Earnest Health Freaks

November 28th, 2008

A century on, the ideas behind the creation of garden cities in England still sound enormously sensible. Imagine a developer today creating a city and only felling one tree in the process! The following excerpt from Wikipedia shows how significant the movement was. Replace ‘Cheap Cottages’ with ‘Cheap Eco-Friendly cottages’ and the whole idea seems as sensible as it was 100 years ago. Unless – like John Betjeman – you dislike ‘earnest health freaks’.

In 1898, the social reformer Ebenezer Howard wrote a book entitled Tomorrow: A Peaceful Path to Real Reform (later republished as Garden Cities of Tomorrow), in which he advocated the construction of a new kind of town, summed up in his Three Magnets diagram as combining the advantages of cities and the countryside while eliminating their disadvantages. Industry would be kept separate from residential areas– such zoning was a new idea at the time– and trees and open spaces would prevail everywhere. His ideas were mocked in the press but struck a chord with many, especially members of the Arts and Crafts movement and the Quakers.

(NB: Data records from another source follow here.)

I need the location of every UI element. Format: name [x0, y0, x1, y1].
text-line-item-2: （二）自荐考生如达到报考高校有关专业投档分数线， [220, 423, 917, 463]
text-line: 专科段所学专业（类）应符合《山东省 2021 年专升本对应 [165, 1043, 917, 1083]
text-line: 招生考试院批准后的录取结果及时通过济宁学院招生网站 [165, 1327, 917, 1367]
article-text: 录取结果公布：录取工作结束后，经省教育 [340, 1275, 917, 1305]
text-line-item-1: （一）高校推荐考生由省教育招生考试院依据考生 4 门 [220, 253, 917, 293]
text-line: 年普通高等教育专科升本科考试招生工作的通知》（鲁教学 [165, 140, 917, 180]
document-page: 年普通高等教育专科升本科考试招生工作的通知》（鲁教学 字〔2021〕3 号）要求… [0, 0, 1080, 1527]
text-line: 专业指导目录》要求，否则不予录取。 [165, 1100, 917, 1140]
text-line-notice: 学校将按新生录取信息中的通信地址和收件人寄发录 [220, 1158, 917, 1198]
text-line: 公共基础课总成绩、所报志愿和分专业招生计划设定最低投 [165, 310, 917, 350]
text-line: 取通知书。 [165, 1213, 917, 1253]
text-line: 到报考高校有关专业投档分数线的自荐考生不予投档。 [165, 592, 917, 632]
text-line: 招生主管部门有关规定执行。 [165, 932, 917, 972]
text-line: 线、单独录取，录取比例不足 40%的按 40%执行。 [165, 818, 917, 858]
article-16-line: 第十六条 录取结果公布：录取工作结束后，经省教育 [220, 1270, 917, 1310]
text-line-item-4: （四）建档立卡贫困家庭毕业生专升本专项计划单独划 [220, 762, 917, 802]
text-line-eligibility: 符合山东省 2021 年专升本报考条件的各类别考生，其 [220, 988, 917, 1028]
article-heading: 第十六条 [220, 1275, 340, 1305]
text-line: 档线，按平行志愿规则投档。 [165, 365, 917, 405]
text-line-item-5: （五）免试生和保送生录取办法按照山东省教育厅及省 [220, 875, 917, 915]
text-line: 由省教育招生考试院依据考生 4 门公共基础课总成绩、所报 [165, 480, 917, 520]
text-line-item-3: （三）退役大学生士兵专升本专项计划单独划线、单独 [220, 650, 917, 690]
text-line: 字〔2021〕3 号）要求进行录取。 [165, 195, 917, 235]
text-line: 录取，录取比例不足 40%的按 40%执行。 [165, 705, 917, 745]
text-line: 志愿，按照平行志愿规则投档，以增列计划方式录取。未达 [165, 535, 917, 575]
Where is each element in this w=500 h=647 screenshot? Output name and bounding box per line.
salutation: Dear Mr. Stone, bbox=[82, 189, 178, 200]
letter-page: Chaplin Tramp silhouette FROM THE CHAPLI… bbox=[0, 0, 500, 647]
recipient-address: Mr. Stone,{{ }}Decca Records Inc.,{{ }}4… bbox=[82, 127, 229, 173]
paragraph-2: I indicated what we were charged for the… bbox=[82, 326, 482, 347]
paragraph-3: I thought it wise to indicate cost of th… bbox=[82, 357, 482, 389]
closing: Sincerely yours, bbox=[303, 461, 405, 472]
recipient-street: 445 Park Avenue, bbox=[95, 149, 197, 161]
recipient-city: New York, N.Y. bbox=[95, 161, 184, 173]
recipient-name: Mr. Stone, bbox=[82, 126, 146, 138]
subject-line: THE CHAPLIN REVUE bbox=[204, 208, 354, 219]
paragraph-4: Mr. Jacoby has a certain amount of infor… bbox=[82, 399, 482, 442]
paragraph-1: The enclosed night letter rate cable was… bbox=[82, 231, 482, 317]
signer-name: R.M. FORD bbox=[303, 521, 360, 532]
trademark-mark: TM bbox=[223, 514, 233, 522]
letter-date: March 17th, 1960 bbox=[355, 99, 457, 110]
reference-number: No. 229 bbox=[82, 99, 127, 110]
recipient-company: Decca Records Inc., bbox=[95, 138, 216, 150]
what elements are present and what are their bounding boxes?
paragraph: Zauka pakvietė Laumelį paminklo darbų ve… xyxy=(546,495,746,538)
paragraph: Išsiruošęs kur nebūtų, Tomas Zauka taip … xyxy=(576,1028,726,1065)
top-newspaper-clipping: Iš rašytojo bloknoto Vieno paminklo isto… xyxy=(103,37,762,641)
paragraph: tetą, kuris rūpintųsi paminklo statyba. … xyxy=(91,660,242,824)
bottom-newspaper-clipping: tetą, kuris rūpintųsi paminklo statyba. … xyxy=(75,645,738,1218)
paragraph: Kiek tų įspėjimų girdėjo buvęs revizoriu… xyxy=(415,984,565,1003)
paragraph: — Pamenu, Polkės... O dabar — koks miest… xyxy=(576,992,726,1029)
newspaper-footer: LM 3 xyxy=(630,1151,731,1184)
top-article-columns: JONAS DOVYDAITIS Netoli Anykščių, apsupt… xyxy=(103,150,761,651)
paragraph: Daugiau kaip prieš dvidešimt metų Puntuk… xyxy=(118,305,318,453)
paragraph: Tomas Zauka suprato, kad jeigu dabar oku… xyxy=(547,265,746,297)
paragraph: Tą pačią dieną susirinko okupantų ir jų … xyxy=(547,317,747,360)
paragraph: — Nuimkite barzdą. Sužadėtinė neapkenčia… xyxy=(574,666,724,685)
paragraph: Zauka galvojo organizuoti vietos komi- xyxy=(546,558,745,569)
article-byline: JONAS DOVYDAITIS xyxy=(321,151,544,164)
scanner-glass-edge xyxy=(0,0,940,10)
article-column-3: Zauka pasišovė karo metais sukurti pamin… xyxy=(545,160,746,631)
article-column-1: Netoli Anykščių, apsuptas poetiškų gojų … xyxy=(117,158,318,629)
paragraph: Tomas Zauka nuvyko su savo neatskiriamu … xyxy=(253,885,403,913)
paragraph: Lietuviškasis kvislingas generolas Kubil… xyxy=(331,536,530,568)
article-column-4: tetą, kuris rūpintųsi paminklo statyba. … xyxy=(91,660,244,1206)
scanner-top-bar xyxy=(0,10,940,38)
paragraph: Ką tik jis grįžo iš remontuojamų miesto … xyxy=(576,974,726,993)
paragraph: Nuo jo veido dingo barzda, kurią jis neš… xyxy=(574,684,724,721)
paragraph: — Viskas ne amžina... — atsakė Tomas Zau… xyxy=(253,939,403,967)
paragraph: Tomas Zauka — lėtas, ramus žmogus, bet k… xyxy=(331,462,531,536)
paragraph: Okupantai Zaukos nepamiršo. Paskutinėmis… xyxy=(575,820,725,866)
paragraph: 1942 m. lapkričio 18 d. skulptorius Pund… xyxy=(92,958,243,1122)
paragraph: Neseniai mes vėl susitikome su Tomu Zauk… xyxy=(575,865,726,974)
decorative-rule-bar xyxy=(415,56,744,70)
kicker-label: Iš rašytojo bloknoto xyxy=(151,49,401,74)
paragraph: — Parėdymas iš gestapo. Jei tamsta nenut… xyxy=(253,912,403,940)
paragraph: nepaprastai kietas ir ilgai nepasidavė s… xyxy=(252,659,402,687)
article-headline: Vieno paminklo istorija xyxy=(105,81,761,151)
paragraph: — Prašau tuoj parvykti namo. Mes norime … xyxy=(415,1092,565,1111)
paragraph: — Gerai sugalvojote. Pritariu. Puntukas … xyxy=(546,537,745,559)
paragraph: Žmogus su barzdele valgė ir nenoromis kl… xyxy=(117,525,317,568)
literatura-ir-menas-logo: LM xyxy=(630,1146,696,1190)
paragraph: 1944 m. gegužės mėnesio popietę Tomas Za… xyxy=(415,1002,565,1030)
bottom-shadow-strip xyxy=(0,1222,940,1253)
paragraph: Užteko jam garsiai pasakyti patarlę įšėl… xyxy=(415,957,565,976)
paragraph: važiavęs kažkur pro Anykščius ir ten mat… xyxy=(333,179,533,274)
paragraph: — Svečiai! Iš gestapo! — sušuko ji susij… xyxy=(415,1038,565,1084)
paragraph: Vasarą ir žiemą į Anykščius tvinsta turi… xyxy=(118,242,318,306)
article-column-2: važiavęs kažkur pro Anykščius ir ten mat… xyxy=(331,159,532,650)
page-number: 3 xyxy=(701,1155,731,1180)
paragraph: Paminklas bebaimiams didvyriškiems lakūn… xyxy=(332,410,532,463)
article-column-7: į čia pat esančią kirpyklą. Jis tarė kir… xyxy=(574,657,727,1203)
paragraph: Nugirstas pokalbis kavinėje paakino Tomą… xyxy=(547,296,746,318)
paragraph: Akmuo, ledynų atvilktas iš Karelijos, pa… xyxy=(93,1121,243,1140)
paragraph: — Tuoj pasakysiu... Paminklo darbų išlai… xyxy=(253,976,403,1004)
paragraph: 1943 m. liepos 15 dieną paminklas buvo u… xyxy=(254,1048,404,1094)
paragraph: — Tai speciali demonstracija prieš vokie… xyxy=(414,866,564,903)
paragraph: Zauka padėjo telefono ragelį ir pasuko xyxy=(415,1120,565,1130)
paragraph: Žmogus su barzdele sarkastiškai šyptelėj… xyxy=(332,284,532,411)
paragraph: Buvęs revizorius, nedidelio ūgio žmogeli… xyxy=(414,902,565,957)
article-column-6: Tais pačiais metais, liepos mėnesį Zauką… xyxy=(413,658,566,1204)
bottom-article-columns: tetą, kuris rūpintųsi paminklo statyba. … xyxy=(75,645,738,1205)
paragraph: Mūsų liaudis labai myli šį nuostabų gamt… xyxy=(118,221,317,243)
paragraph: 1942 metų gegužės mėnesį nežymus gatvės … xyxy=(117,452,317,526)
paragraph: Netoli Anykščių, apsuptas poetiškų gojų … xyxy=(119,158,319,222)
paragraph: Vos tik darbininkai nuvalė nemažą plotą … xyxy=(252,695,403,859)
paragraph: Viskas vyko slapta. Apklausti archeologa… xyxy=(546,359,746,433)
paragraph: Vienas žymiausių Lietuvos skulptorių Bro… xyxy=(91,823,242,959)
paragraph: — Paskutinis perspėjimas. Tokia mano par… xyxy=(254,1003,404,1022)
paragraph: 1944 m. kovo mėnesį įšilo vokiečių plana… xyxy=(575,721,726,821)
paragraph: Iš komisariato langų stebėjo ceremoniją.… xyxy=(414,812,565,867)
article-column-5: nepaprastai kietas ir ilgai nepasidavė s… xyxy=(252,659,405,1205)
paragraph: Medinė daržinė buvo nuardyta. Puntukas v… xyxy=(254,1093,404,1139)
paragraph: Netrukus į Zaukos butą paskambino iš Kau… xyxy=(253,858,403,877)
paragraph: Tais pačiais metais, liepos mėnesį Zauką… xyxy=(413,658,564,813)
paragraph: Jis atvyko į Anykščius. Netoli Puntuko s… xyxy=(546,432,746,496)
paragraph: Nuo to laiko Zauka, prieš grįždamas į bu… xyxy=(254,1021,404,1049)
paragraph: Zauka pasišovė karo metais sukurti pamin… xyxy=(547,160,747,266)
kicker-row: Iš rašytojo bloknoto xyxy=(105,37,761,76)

A competition was held to find a town design which could translate Howard’s ideas into reality, and September 1903 the company “First Garden City Ltd.” was formed, Barry Parker and Raymond Unwin were appointed architects, and 16 km² of land outside Hitchin were purchased for building. In keeping with the ideals only one tree was felled during the entire initial construction phase of the town, and an area devoted to agriculture surrounding the town was included in the plan – the first “Green Belt“.

In 1905, and again in 1907, the company held the Cheap Cottages Exhibitions, contests to build inexpensive housing, which attracted some 60,000 visitors and had a significant effect on planning and urban design in the UK, pioneering and popularising such concepts as pre-fabrication, the use of new building materials, and front and back gardens. The Exhibitions were sponsored by the Daily Mail, and their popularity was significant in the development that newspaper’s launching of the Ideal Home Exhibition (which has more recently become the Ideal Home Show) – the first of which took place the year after the second Cheap Cottages Exhibition.

Railway companies often ran excursions to the town, bringing people to marvel at the social experiment and sometimes to mock it: Letchworth’s founding citizens, attracted by the promise of a better life, were often caricatured by outsiders as idealistic and otherworldly. John Betjeman in his poems Group Life: LetchworthHuxley Hall painted Letchworth people as earnest health freaks.